A procuradora regional eleitoral, Eunice Dantas Carvalho, afirmou que o princípio da desincompatibilização visa a garantir a igualdade de oportunidade entre os candidatos. "De que adianta o médico se desincompatibilizar para concorrer, destacando que durante a desincompatibilização continuou a receber dos cofres públicos, e começar atender em casa. Isso é uma incongruência! Seria melhor que não se afastasse e continuasse atendendo no hospital, pois pelo menos haveria impessoalidade"
Ao fundamentar seu voto, o juiz relator disse que apesar de se afastar formalmente, o candidato não teria se afastado de fato, pois estaria se utilizando de documentos e requisições públicas do SUS. "Há um farto material de guias do SUS nos cadernos processuais. Em relação aos atendimentos, não há um número exato dos quantitativos, mas de fato havia muita demanda, variando de 10 a 40 atendimentos diários", disse o juiz Marcos Garapa.
Abrindo a divergência, a juíza Dauquíria de Melo Ferreira votou pelo improvimento do recurso e manutenção da sentença de primeiro grau, que absolvera prefeito e vice-prefeito. "Seria fulcral para caracterizar o abuso de poder por captação ilícita de sufrágio que tivesse havido o condicionamento da consulta médica em troca do voto do eleitor. Ficou comprovado, por prova testemunhal, que muitos dos que foram atendidos nem ao menos sabiam que o médico era candidato e alguns outros afirmaram que votaram em outro candidato", pontuou a magistrada.

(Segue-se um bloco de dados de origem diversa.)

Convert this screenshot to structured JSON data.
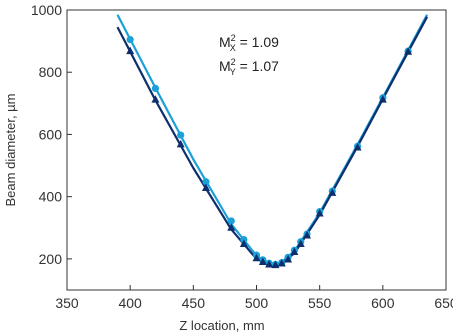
{
  "chart_data": {
    "type": "scatter",
    "xlabel": "Z location, mm",
    "ylabel": "Beam diameter, µm",
    "xlim": [
      350,
      650
    ],
    "ylim": [
      100,
      1000
    ],
    "xticks": [
      350,
      400,
      450,
      500,
      550,
      600,
      650
    ],
    "yticks": [
      200,
      400,
      600,
      800,
      1000
    ],
    "grid": false,
    "annotation": {
      "line1": {
        "M": "M",
        "sup": "2",
        "sub": "X",
        "rest": " = 1.09"
      },
      "line2": {
        "M": "M",
        "sup": "2",
        "sub": "Y",
        "rest": " = 1.07"
      }
    },
    "colors": {
      "x_series": "#1ba1d8",
      "y_series": "#0d2f6e",
      "axis": "#333333"
    },
    "series": [
      {
        "marker": "circle",
        "color": "#1ba1d8",
        "points": [
          [
            400,
            905
          ],
          [
            420,
            748
          ],
          [
            440,
            598
          ],
          [
            460,
            448
          ],
          [
            480,
            322
          ],
          [
            490,
            262
          ],
          [
            500,
            212
          ],
          [
            505,
            197
          ],
          [
            510,
            186
          ],
          [
            515,
            182
          ],
          [
            520,
            188
          ],
          [
            525,
            205
          ],
          [
            530,
            228
          ],
          [
            535,
            255
          ],
          [
            540,
            280
          ],
          [
            550,
            352
          ],
          [
            560,
            418
          ],
          [
            580,
            562
          ],
          [
            600,
            718
          ],
          [
            620,
            868
          ]
        ],
        "fit": [
          [
            390,
            985
          ],
          [
            420,
            750
          ],
          [
            450,
            520
          ],
          [
            480,
            312
          ],
          [
            500,
            210
          ],
          [
            510,
            186
          ],
          [
            515,
            183
          ],
          [
            520,
            190
          ],
          [
            530,
            225
          ],
          [
            550,
            348
          ],
          [
            580,
            568
          ],
          [
            610,
            795
          ],
          [
            635,
            985
          ]
        ]
      },
      {
        "marker": "triangle",
        "color": "#0d2f6e",
        "points": [
          [
            400,
            868
          ],
          [
            420,
            712
          ],
          [
            440,
            568
          ],
          [
            460,
            428
          ],
          [
            480,
            300
          ],
          [
            490,
            248
          ],
          [
            500,
            202
          ],
          [
            505,
            190
          ],
          [
            510,
            182
          ],
          [
            515,
            180
          ],
          [
            520,
            185
          ],
          [
            525,
            198
          ],
          [
            530,
            222
          ],
          [
            535,
            248
          ],
          [
            540,
            275
          ],
          [
            550,
            346
          ],
          [
            560,
            412
          ],
          [
            580,
            558
          ],
          [
            600,
            712
          ],
          [
            620,
            866
          ]
        ],
        "fit": [
          [
            390,
            945
          ],
          [
            420,
            710
          ],
          [
            450,
            492
          ],
          [
            480,
            295
          ],
          [
            500,
            200
          ],
          [
            510,
            182
          ],
          [
            515,
            180
          ],
          [
            520,
            186
          ],
          [
            530,
            218
          ],
          [
            550,
            342
          ],
          [
            580,
            562
          ],
          [
            610,
            790
          ],
          [
            635,
            978
          ]
        ]
      }
    ]
  }
}
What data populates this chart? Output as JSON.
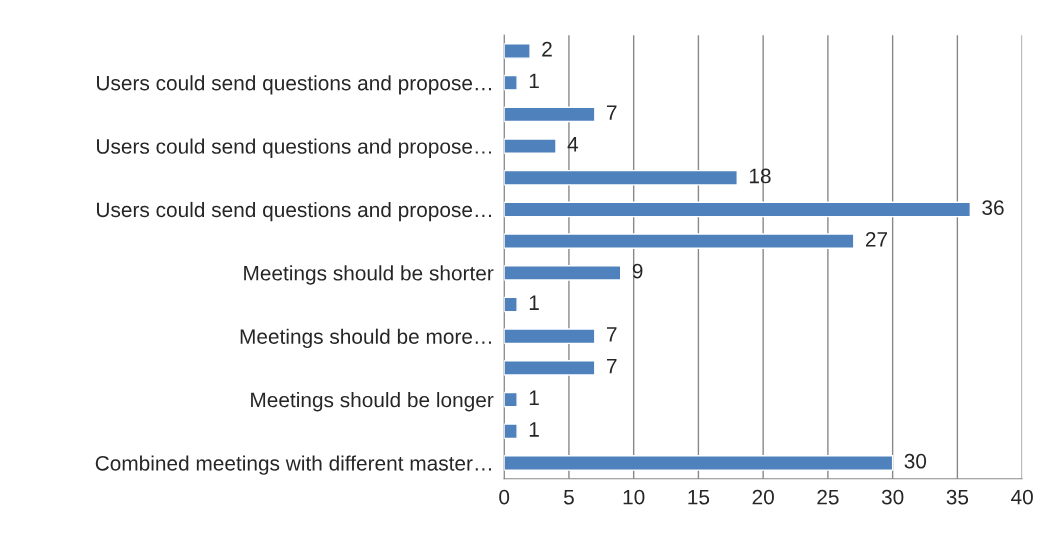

Acompanharam o voto do relator, pela cassação dos mandatos e decretação de inelegibilidade do prefeito, o desembargador presidente Ricardo Múcio Santana de Abreu Lima, o vice-presidente e corregedor do Tribunal, desembargador Diógenes Barreto, e o juiz José Dantas de Santana.
Restando seus votos vencidos, acompanharam a divergência inaugurada pela juíza Dauquíria de Melo Ferreira a juíza Áurea Corumba de Santana e a juíza Denize Maria de Barros Figueiredo.